Commons : Typhus  - resimler, videolar ve ses dosyaları koleksiyonu
Vikisözlük: Tifüs  - anlamların açıklamaları, kelime kökenleri, eş anlamlılar, çeviriler

Bireysel kanıt

  1. Uwe Groß: Tıbbi mikrobiyoloji ve enfeksiyon bilimi üzerine kısa ders kitabı . 3. Baskı. Georg Thieme Verlag, Stuttgart 2013, s. 64
  2. Karl Wurm, AM Walter: Bulaşıcı Hastalıklar. İçinde: Ludwig Heilmeyer (ed.): İç hastalıkları Ders Kitabı. 1961, sayfa 124.
  3. ^ Sözlük ve Sözlük ve Sözlük Antik Yunanca - Latince . 12 Eylül 2011'de erişildi.  ( Sayfa artık mevcut değil , web arşivlerinde ara )@ 1@ 2Şablon: Toter Link / www.operone.de
  4. Manfred Vasold: 19. yüzyılda Nürnberg'deki ölüm oranı. Yaşam koşulları, hastalık ve ölüm (1800-1913 civarı). İçinde: Würzburg tıbbi geçmişi raporları. Cilt 25, 2006, s. 241-338, burada: s. 275 f.
  5. Tifo . In: Geçmişte ve günümüzde Alman dili için kelime bilgi sistemi
  6. Friedrich Kluge , Alfred Götze : Alman dilinin etimolojik sözlüğü . 20. baskı, Ed. Walther Mitzka tarafından , De Gruyter, Berlin / New York 1967; Yeniden basım ("değiştirilmemiş 21. baskı") a.g.e. 1975, ISBN 3-11-005709-3 , s. 799.
  7. Uluslararası Hastalıkların İstatistiksel Sınıflandırması ve İlgili Sağlık Sorunları , İngilizce versiyonu
  8. tifo ateşi: MedlinePlus Medical Encyclopedia . Erişim tarihi: Eylül 12, 2011.
  9. Georg Sticker : Hippokrates: Yaygın hastalıklar birinci ve üçüncü kitap (MÖ 434-430 civarında). Yunancadan çevrilmiş, tanıtılmış ve açıklanmıştır. Johann Ambrosius Barth, Leipzig 1923 (= Tıp Klasikleri. Cilt 29); Değişmeyen yeniden basım: Demokratik Alman Cumhuriyeti'nin merkezi antikası, Leipzig 1968, s. 96 vd. Ve 106.
  10. Horst Kremling : Koruyucu hekimlikle ilgili tarihsel düşünceler. İçinde: Würzburg tıbbi geçmişi raporları. Cilt 24, 2005, s. 222-260; burada s. 230.
  11. Karl Wurm, AM Walter: Bulaşıcı Hastalıklar. İçinde: Ludwig Heilmeyer (ed.): İç hastalıkları Ders Kitabı. 1961, sayfa 124.
  12. Hans-Henning Krämer'den alıntı, Vom Dorfbrunnen zum Wasserwerk. Saar'da içme suyu temini tarihi , Gollenstein Verlag 1999, ISBN 3-933389-07-0 , s.139
  13. Krämer 1999, s. 145
  14. Krämer 1999, s. 170
  15. Krämer 1999, s. 171 f.
  16. Krämer 1999, s.179
  17. Iris Ritzmann: Tifüs. İçinde: İsviçre Tarih Sözlüğü . 2010 .
  18. Marc Tribelhorn: Matterhorn'daki ölümcül bakteriler. İçinde: Neue Zürcher Zeitung , 11 Mart 2019.

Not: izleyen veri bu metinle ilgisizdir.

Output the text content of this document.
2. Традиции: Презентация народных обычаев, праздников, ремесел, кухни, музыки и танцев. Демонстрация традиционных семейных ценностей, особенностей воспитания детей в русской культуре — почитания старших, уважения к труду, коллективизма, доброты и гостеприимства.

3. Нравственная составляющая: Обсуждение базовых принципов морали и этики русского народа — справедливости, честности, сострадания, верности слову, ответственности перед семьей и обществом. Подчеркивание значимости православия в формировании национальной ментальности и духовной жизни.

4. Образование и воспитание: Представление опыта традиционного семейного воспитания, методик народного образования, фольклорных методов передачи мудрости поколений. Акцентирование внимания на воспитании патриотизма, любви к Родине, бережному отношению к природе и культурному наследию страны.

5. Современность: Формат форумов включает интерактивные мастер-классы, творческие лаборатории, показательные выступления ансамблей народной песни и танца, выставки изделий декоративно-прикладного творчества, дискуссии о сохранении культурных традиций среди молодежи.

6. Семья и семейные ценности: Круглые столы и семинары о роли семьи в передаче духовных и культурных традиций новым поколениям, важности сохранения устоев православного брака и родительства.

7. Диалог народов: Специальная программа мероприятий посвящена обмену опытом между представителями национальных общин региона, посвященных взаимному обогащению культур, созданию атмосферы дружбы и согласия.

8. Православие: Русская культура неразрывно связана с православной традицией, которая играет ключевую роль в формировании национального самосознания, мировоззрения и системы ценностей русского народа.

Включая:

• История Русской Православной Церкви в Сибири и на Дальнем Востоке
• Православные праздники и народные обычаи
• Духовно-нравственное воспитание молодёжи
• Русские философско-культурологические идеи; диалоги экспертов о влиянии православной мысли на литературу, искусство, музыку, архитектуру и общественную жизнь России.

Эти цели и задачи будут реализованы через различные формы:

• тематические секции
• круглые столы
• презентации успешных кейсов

  19. a b c d e Maralyssa Bann, Daniel R. Kaul, Mahri Z. Haider, Sanjay Saint, Zachary D. Goldberger: Home Sweet Home . In: New England Journal of Medicine , 2018, Cilt 378, Sayı 5 1 Şubat 2018, s. 461-466, doi: 10.1056 / NEJMcps1704731 .
  20. V. Mogasale, B. Maskery, RL Ochiai ve diğerleri: Tifo ateşi yükü: risk faktörü ayarlaması ile sistematik, literatüre dayalı bir güncelleme . Lancet Global Health 2014: Cilt 2, Sayı 10, Sayfalar e570-e580
  21. KA Date, A. E Newton, F. Medalla: Amerika Birleşik Devletleri'nde enterik ateş insidansında değişen paternler ve enterik ateş izolatlarının artan antibiyotik direnci, 2008-2012 . Klinik Bulaşıcı Hastalıklar 2016, Cilt 63, Sayfa 322-329
  22. Gerd Herold : Dahiliye . Köln 2009, s. 808 .
  23. IMPP devlet muayene tıbbı, 2007 baharı: vaka çalışması 3.1, soru 3.48
  24. Hahn, Kaufmann, Schulz, Suerbaum: Tıbbi Mikrobiyoloji ve Enfeksiyon. 6. baskı. Springer Verlag, Heidelberg, 2009.
  25. Marianne Abele-Horn (2009), s. 252.
  26. İnsanlarda bulaşıcı hastalıkların önlenmesi ve kontrolü yasası (Enfeksiyondan Korunma Yasası - IfSG), § 42
  27. M. Classen, V. Diehl, K. Kochsiek (editörler): Dahiliye. 5. baskı. Urban & Fischer Verlag, Münih, 2004. s. 966.
  28. W. Caspary, M. Kist, J. Stein (Ed.): Gastrointestinal sistemin enfeksiyolojisi. 1. baskı. Springer, Heidelberg 2006. s. 212.
  29. ^ E. Hohmann, S. Calderwood, E. Baron: Tifo ateşinin tedavisi ve önlenmesi. In: UpToDate, Rose, BD (Ed), UpToDate, Waltham MA 2008.
  30. W. Caspary, M. Kist, J. Stein (Ed.): Gastrointestinal sistemin enfeksiyon hastalıkları. 1. baskı. Springer, Heidelberg 2006. sayfa 437.
  31. ^ Tifo ve paratifo ateşi. Ağustos 2011 itibarıyla doktorlar için RKI rehberi; Erişim tarihi: June 24, 2014
  32. Bildirilmesi zorunlu bulaşıcı hastalıklar ve patojenler. (PDF; 114 kB) 2020'deki zorunlu raporlamaya genel bakış. Federal Halk Sağlığı FOPH Ofisi, Bulaşıcı Hastalıklar Dairesi, 23 Ocak 2020, 8 Mart 2020'de erişildi (İsviçre Standardı Almanca, tablo şeklinde genel bakış içeren broşür).